The brief was to design a new public facility at Torquay Surf Beach that contained a new kiosk, toilets and change rooms that would be open year round, service an assortment of recreation users and provide an important beachside destination.
Due to the site’s high level of local, regional and international use throughout the year, together with its visual prominence along this section of coastline, the design of the project recognized the need to adequately service community, recreation and tourist requirements whilst sensitively integrating and respecting the local coastal environment and adhering to the Victorian Coastal Strategy.
The building is positioned adjacent to the nexus of pedestrian circulation, between the main car park and beach access path, to guarantee maximum foot traffic; and is visible from the beach and water’s edge as it gently emerges from the primary dune.
In order to engage beach goers, an elevated lookout and alfresco seating area (65m2) has been provided adjacent to the Kiosk which not only overlooks the beach but doubles as an easily identifiable landmark and meeting point. At only 20m2, the compact kiosk kitchen and servery caters for 1-3 staff depending on seasonal demand. A 25m2 service court out the back caters for additional storage, deliveries and a few empty milk crates keenly commandeered during smoko.
The height and profile of the building has been designed to respond to the prevailing coastline undulations and windswept vegetation, and uses these natural inflections to inform its final folded appearance. The form therefore takes on a sculptural quality which blends in with the surrounding environment and shrouds the utilitarian function of the working core.

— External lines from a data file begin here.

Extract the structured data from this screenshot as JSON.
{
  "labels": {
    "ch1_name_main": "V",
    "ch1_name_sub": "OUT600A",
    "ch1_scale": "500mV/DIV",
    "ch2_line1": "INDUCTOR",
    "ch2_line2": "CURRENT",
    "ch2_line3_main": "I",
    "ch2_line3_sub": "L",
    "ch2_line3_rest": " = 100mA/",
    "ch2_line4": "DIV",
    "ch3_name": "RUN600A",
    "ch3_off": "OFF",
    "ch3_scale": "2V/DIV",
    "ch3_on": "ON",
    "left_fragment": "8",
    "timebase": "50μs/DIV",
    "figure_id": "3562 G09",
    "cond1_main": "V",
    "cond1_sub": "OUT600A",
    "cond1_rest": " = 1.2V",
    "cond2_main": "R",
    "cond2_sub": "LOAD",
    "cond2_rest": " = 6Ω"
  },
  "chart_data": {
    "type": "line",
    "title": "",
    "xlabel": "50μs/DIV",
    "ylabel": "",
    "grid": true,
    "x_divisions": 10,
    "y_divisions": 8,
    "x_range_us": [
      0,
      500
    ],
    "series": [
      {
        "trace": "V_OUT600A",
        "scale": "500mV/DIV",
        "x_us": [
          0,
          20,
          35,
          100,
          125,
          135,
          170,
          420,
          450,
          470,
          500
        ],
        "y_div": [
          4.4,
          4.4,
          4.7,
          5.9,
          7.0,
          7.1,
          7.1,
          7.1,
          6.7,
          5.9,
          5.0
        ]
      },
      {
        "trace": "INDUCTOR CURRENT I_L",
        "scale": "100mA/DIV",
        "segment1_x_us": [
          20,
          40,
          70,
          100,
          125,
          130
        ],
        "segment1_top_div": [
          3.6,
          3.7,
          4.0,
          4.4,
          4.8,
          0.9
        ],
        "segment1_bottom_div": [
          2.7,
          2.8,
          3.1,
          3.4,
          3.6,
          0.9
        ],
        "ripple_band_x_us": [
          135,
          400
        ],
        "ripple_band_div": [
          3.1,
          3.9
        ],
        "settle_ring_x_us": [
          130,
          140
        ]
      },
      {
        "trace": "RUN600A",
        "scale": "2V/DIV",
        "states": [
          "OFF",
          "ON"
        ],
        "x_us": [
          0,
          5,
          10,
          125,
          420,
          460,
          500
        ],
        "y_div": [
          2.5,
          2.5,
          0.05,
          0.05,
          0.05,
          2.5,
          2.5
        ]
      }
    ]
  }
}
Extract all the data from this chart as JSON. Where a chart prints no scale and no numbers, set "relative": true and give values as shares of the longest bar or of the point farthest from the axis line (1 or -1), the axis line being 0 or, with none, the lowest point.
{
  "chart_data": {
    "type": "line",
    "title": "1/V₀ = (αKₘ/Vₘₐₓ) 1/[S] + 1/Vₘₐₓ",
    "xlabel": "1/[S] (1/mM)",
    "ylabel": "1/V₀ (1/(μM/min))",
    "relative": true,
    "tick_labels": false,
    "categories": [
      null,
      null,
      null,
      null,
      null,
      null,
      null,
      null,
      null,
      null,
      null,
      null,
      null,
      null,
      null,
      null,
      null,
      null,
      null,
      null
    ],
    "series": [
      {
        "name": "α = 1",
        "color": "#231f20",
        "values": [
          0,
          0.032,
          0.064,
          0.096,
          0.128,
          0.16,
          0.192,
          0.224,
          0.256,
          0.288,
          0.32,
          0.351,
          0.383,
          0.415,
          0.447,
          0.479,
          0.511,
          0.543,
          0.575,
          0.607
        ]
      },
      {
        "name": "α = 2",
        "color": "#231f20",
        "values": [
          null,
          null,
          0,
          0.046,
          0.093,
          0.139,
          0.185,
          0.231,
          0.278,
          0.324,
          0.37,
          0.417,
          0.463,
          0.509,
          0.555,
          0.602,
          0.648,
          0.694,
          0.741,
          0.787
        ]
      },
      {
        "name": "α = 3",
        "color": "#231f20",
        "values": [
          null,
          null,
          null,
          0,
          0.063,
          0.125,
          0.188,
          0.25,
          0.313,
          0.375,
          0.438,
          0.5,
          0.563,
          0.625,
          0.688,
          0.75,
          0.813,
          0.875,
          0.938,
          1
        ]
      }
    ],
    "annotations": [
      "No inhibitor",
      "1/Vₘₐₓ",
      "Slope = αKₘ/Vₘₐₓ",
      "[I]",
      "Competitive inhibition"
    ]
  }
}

This is accentuated through its use of coastally identifiable materials and colours by using recycled sheet piles typically used for seawall, bridge and pier construction to be the predominant exoskeleton and expression of the building. These sheet piles have intentionally been left in their original condition to emphasize the reddish brown and yellow oxides of weathered steel and harmonize with the colour of the surrounding cliffs.
This system of construction proved extremely efficient, both structurally and financially, as the sheet piles were used as permanent retaining walls for the alfresco terrace and lookout; provided permanent formwork for the building slab; and extended up as the primary structure and facade of the building. It appears that this is the first building in Australia to utilise the material in such a way, with the added bonus of reducing the projects embodied energy.
With sustainability and re-use integral to the outcome, the recycled sheet piles were procured from the 2010/2011 Victorian floods where they were last used for flood protection works along the Murray River to assist in mitigating the devastating water damage experienced by the local river communities during this extreme rain event.